Monday, 30 September 2019

The Red Mount Chapel

Taken by Margot K Juby
On our way to Morrisons for some late night shopping we passed this little beauty in the Walks. I won't bore you with the history of this place just say it's an amazing survivor through some turbulent times and has been recently restored and is open to the public though obviously not at nine o'clock on a September evening. Hopefully we'll be back for a better look round sometime.


Sunday, 29 September 2019

Out to the Wash


Here we are again down the Fisher Fleet; this time with a bit of day light. If you carry on past the fishing boats you eventually fetch up at the river, the Great Ouse, which flows out into the Wash. The river no longer flows in its own free way but in a man made channel, dead straight. King's Lynn used to be much nearer the sea but land reclamation, drainage and such things means it's now a few miles inland.







The weekend in black and white is here.

Saturday, 28 September 2019

The Fisher Fleet


The Fisher Fleet just after sunset with a bit of a tide to reflect the lights and ghostly almost invisible ducks quacking to themselves is an experience not to be missed. Sure it involves a wee bit of trespass on port authority land but no one will mind too much and even if  they do they can only politely advise you to leave.


Folk have been setting off from here to scour the Wash and North Sea for fish and such like for centuries, these days it's mainly shrimps that provide a living for dozens in King's Lynn.

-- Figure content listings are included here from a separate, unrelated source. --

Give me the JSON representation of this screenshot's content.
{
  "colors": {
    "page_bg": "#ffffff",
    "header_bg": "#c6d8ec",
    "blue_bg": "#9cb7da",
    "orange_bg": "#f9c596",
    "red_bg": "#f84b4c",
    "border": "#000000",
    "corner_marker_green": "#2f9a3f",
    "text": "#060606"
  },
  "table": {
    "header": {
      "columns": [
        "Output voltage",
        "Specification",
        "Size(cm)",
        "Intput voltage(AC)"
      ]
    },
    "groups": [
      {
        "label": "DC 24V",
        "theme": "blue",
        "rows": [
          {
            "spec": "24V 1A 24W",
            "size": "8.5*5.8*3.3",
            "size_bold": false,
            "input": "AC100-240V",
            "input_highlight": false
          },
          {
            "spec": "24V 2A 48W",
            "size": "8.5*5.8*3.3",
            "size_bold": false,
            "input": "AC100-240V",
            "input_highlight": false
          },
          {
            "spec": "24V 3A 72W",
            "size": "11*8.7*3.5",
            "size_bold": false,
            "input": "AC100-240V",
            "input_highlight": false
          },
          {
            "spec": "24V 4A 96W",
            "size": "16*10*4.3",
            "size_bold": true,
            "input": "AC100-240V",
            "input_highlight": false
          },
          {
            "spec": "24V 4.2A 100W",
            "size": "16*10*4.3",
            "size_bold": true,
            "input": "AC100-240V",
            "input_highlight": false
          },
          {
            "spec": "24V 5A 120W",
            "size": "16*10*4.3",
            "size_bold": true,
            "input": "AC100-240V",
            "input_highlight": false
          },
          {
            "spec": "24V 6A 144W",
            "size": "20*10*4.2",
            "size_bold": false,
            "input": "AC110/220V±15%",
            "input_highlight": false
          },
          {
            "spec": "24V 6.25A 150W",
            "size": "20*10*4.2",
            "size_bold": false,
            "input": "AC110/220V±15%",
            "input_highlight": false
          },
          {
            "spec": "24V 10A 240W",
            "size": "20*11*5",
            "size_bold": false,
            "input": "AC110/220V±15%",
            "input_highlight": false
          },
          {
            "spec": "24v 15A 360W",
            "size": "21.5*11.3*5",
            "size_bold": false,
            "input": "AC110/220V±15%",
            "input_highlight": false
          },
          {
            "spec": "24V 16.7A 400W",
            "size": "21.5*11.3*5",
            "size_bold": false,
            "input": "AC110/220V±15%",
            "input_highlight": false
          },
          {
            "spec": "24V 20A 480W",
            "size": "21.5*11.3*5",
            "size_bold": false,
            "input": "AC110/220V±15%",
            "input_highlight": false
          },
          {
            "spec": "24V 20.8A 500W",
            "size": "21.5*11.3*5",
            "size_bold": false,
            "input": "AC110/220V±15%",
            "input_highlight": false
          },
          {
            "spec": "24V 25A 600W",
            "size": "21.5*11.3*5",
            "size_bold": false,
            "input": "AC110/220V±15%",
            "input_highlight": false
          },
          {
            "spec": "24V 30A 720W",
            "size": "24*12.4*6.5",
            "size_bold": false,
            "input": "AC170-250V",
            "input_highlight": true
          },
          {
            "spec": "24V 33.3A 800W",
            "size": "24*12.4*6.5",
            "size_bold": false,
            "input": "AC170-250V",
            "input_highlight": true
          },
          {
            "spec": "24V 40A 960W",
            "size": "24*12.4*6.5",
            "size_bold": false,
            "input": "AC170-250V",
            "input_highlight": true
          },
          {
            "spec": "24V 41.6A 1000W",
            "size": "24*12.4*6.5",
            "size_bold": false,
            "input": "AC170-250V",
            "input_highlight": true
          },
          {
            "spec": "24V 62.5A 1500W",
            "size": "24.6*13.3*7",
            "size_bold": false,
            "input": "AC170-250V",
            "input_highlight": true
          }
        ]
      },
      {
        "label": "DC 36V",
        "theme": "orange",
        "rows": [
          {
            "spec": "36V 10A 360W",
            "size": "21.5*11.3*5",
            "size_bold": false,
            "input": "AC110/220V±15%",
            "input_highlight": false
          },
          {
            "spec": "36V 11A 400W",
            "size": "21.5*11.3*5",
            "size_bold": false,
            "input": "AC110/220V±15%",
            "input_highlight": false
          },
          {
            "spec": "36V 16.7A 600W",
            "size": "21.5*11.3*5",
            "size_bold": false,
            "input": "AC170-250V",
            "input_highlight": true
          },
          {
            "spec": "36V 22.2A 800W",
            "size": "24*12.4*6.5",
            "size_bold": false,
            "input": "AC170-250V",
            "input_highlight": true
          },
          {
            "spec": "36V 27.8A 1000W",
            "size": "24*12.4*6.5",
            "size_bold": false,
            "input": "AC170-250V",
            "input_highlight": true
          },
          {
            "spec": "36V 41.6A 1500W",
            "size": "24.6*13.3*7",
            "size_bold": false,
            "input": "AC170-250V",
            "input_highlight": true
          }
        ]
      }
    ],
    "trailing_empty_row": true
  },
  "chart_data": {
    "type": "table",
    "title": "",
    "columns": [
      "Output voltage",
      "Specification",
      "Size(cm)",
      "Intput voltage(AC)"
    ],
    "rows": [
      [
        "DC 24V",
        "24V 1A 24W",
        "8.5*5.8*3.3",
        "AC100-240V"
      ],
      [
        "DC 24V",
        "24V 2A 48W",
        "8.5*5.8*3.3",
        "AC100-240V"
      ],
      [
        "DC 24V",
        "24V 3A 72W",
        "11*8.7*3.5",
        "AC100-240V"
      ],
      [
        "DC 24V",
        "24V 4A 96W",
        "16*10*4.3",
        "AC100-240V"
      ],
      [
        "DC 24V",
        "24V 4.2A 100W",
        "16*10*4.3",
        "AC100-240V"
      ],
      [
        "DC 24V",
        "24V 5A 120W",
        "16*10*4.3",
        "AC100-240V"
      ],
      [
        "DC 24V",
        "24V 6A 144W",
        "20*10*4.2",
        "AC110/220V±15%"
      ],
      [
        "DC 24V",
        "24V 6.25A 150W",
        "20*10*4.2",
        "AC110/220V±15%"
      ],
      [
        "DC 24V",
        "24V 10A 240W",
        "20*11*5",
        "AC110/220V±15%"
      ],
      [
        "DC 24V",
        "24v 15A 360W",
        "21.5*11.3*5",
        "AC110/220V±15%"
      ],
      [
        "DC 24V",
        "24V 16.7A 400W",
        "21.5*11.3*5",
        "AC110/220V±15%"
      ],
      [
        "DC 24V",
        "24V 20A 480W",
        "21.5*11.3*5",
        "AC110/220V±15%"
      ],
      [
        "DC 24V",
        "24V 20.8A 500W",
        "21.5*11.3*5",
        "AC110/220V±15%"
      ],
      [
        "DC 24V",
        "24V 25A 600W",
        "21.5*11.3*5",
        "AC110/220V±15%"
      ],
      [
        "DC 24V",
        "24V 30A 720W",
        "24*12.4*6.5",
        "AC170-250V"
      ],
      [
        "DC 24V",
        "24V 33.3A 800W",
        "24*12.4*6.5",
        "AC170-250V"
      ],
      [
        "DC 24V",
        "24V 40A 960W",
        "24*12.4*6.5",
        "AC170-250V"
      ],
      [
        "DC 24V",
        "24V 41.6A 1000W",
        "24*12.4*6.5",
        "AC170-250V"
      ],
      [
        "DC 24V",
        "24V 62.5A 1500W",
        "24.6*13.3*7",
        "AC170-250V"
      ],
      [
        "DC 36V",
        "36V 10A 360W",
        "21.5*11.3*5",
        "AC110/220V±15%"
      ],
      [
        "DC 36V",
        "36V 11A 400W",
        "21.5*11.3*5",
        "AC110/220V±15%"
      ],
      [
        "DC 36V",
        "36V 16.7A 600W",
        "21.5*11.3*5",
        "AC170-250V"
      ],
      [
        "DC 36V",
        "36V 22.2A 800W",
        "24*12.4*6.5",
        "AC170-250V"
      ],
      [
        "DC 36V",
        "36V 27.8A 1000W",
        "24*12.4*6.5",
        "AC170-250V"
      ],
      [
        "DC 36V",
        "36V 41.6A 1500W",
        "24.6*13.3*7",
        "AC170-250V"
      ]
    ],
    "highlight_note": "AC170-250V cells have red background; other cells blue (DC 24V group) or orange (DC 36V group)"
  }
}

The Fleet now lies strictly controlled with embankments between two docks and surrounded only by light industry. A painting from the 19th century shows a more rustic, even bucolic, place with folk having a nice family day out by the banks of the stream. I can't see that happening these days. I found a couple of other old paintings here.

Margot Juby took this

Just ignore this sign ...

MargotJuby  took this
And if you are a tad confused over the word fleet, here it means a creek not a collection of boats. In fact the Fisher Fleet is the mouth of the Gaywood river which flows with no great urgency for a few miles and empties into the Great Ouse here. So there you go, it's clear as mud ... There are other 'fleets' in and around Lynn, Millfleet and the Purfleet spring to mind.

Friday, 27 September 2019

Fleeting

Let's not have a sniffle, let's have a bloody-good cry
And always remember: The longer you live
The sooner you'll bloody-well die...

To King's Lynn for a funeral, at very nearly 90 years of age Fred Juby, Margot's old dad, just died while reading an Ian Rankin novel so he didn't miss much ... The service was a strange thing, though quite common these days, I'm told: a non religious event that nevertheless kept to the forms and structures of a religious service. So instead of hymns we had Glenn Miller's foot-tapping In the Mood, John Lennon's Imagine, instead of a prayer a poem (of excruciating banality) instead of a priest a 'humanist' person reading an obituary. I suppose we should mark these passages from life in some way but give me a good old burial in the deep clay complete, if need be, with "Man, that is born of a woman, hath but a short time to live, and is full of misery...He cometh up and is cut down like a flower ..." or better still just feed me to the crows rather than being shuffled off behind a purple curtain while Bud Flanagan sings the Dad's Army theme tune.


So any way it was a good day especially as it wasn't my funeral and we got this grand old double rainbow stretching right across the town.

Wednesday, 18 September 2019

The Railway


This pub  in Cottingham has been closed since January and was only open for a few weeks over Xmas before that, the seasonal decorations are still up... Basically it's on its uppers and whoever owns it has decided enough is enough and has put in plans to erect "10 dwellings with associated access, parking, landscaping and infrastructure following demolition of hotel". You last saw this place way back in 2012 when it was positively blooming.